After completing the alignment we trained a new MLP over the SAM database (using labels from the forced alignment) to perform phoneme classification. With this network we made another forced alignment pass generating new labels. The process was iterated three times. The results are presented in Table 1.9.
The results show the improvement made on the classification over the frames. This process of training/alignment proved to be effective in decreasing the classification error.
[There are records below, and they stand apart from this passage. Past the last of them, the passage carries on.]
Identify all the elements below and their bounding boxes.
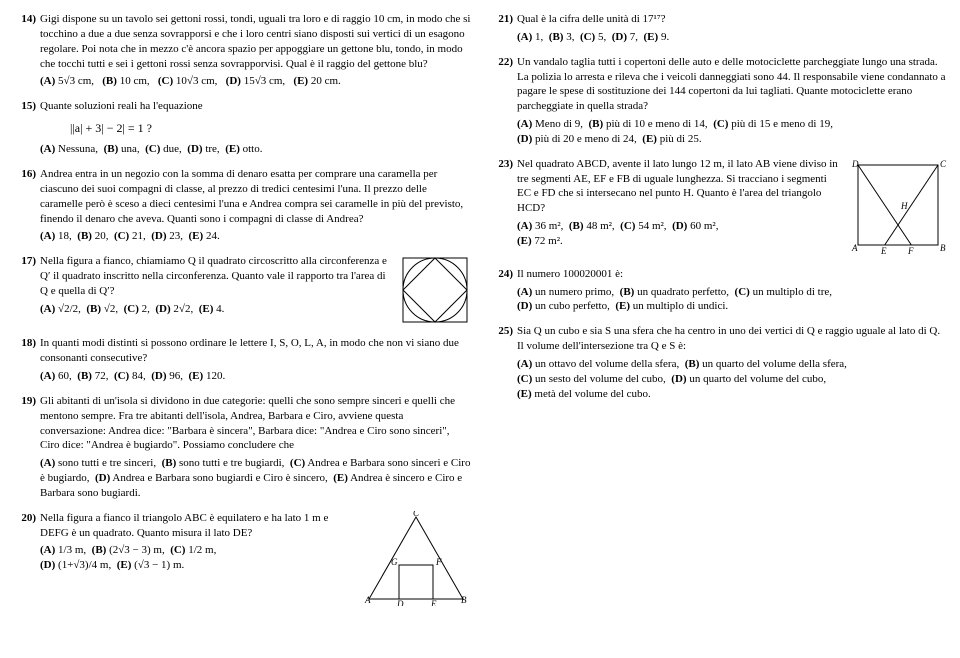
- svg-text:D: D: [396, 599, 404, 606]
- problem-number: 14): [12, 12, 40, 89]
- problem-text: Il numero 100020001 è:: [517, 268, 623, 280]
- figure-20: C A B D E G F: [361, 511, 471, 606]
- problem-body: Qual è la cifra delle unità di 17¹⁷? (A)…: [517, 12, 948, 45]
- problem-body: Quante soluzioni reali ha l'equazione ||…: [40, 99, 471, 157]
- problem-24: 24) Il numero 100020001 è: (A) un numero…: [489, 267, 948, 315]
- problem-text: In quanti modi distinti si possono ordin…: [40, 337, 459, 364]
- problem-body: Andrea entra in un negozio con la somma …: [40, 167, 471, 244]
- problem-options: (A) 1/3 m, (B) (2√3 − 3) m, (C) 1/2 m, (…: [40, 543, 355, 573]
- problem-20: 20) Nella figura a fianco il triangolo A…: [12, 511, 471, 606]
- page-columns: 14) Gigi dispone su un tavolo sei getton…: [12, 12, 948, 616]
- problem-14: 14) Gigi dispone su un tavolo sei getton…: [12, 12, 471, 89]
- problem-body: Nel quadrato ABCD, avente il lato lungo …: [517, 157, 948, 257]
- problem-text: Nella figura a fianco, chiamiamo Q il qu…: [40, 255, 387, 297]
- problem-body: Nella figura a fianco il triangolo ABC è…: [40, 511, 471, 606]
- problem-number: 15): [12, 99, 40, 157]
- problem-21: 21) Qual è la cifra delle unità di 17¹⁷?…: [489, 12, 948, 45]
- problem-text: Gigi dispone su un tavolo sei gettoni ro…: [40, 13, 470, 70]
- problem-body: Il numero 100020001 è: (A) un numero pri…: [517, 267, 948, 315]
- svg-text:A: A: [851, 243, 858, 253]
- problem-16: 16) Andrea entra in un negozio con la so…: [12, 167, 471, 244]
- svg-text:B: B: [461, 595, 467, 605]
- problem-options: (A) Meno di 9, (B) più di 10 e meno di 1…: [517, 117, 948, 147]
- figure-23: D C A B E F H: [848, 157, 948, 257]
- problem-text: Gli abitanti di un'isola si dividono in …: [40, 395, 455, 452]
- svg-text:E: E: [880, 246, 887, 256]
- problem-number: 19): [12, 394, 40, 501]
- problem-text: Quante soluzioni reali ha l'equazione: [40, 100, 203, 112]
- problem-number: 20): [12, 511, 40, 606]
- problem-body: Gigi dispone su un tavolo sei gettoni ro…: [40, 12, 471, 89]
- svg-text:F: F: [907, 246, 914, 256]
- problem-23: 23) Nel quadrato ABCD, avente il lato lu…: [489, 157, 948, 257]
- problem-body: Un vandalo taglia tutti i copertoni dell…: [517, 55, 948, 147]
- svg-text:C: C: [940, 159, 947, 169]
- problem-options: (A) 1, (B) 3, (C) 5, (D) 7, (E) 9.: [517, 30, 948, 45]
- problem-18: 18) In quanti modi distinti si possono o…: [12, 336, 471, 384]
- problem-options: (A) 36 m², (B) 48 m², (C) 54 m², (D) 60 …: [517, 219, 842, 249]
- problem-17: 17) Nella figura a fianco, chiamiamo Q i…: [12, 254, 471, 326]
- svg-text:H: H: [900, 201, 908, 211]
- problem-body: In quanti modi distinti si possono ordin…: [40, 336, 471, 384]
- problem-options: (A) un numero primo, (B) un quadrato per…: [517, 285, 948, 315]
- problem-options: (A) 5√3 cm, (B) 10 cm, (C) 10√3 cm, (D) …: [40, 74, 471, 89]
- problem-text: Un vandalo taglia tutti i copertoni dell…: [517, 56, 946, 113]
- problem-text: Qual è la cifra delle unità di 17¹⁷?: [517, 13, 666, 25]
- problem-number: 18): [12, 336, 40, 384]
- right-column: 21) Qual è la cifra delle unità di 17¹⁷?…: [489, 12, 948, 616]
- problem-number: 16): [12, 167, 40, 244]
- svg-text:D: D: [851, 159, 859, 169]
- svg-text:C: C: [413, 511, 420, 518]
- svg-text:A: A: [364, 595, 371, 605]
- svg-text:B: B: [940, 243, 946, 253]
- problem-25: 25) Sia Q un cubo e sia S una sfera che …: [489, 324, 948, 401]
- svg-text:E: E: [430, 599, 437, 606]
- svg-text:G: G: [391, 557, 398, 567]
- problem-options: (A) sono tutti e tre sinceri, (B) sono t…: [40, 456, 471, 501]
- svg-text:F: F: [435, 557, 442, 567]
- problem-number: 25): [489, 324, 517, 401]
- problem-body: Nella figura a fianco, chiamiamo Q il qu…: [40, 254, 471, 326]
- problem-number: 22): [489, 55, 517, 147]
- problem-number: 23): [489, 157, 517, 257]
- problem-body: Sia Q un cubo e sia S una sfera che ha c…: [517, 324, 948, 401]
- problem-text: Nel quadrato ABCD, avente il lato lungo …: [517, 158, 838, 215]
- left-column: 14) Gigi dispone su un tavolo sei getton…: [12, 12, 471, 616]
- problem-options: (A) 18, (B) 20, (C) 21, (D) 23, (E) 24.: [40, 229, 471, 244]
- problem-number: 17): [12, 254, 40, 326]
- equation: ||a| + 3| − 2| = 1 ?: [70, 120, 471, 136]
- problem-number: 21): [489, 12, 517, 45]
- problem-options: (A) 60, (B) 72, (C) 84, (D) 96, (E) 120.: [40, 369, 471, 384]
- problem-options: (A) Nessuna, (B) una, (C) due, (D) tre, …: [40, 142, 471, 157]
- problem-text: Andrea entra in un negozio con la somma …: [40, 168, 463, 225]
- problem-text: Sia Q un cubo e sia S una sfera che ha c…: [517, 325, 940, 352]
- figure-17: [399, 254, 471, 326]
- problem-options: (A) un ottavo del volume della sfera, (B…: [517, 357, 948, 402]
- problem-number: 24): [489, 267, 517, 315]
- problem-22: 22) Un vandalo taglia tutti i copertoni …: [489, 55, 948, 147]
- problem-options: (A) √2/2, (B) √2, (C) 2, (D) 2√2, (E) 4.: [40, 302, 393, 317]
- problem-19: 19) Gli abitanti di un'isola si dividono…: [12, 394, 471, 501]
- problem-text: Nella figura a fianco il triangolo ABC è…: [40, 512, 328, 539]
- problem-body: Gli abitanti di un'isola si dividono in …: [40, 394, 471, 501]
- problem-15: 15) Quante soluzioni reali ha l'equazion…: [12, 99, 471, 157]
After the training/alignment phase we evaluated the system. In the training phase we used 179 files from the Many Talker Set. For evaluation we picked the 10 speakers of the Few Talker Set, choosing three passages for each speaker. In this case we also used Y0 for evaluation, including now a word pair language model extracted from SAM texts (for details see Task 3.3). As reported in Task 3.3 we built two different word pair language models. In the first we collected the pairs from the SAM text for the sentences isolated from the paragraphs. Remember from Task 1.1 that the passages contained five thematically connected sentences. In this case we got 250 separate sentences. In the second we considered as our unit the passage by itself and we got 50 passages. Now there is no division between sentences in the same passage. The results are presented in Table 1.10.
These results show the great influence, in such a small task, of the language model. In the first case there were no connections between sentences which is not the case of speech files. When we introduce that connections in the language model there was a great improvement on the system performance.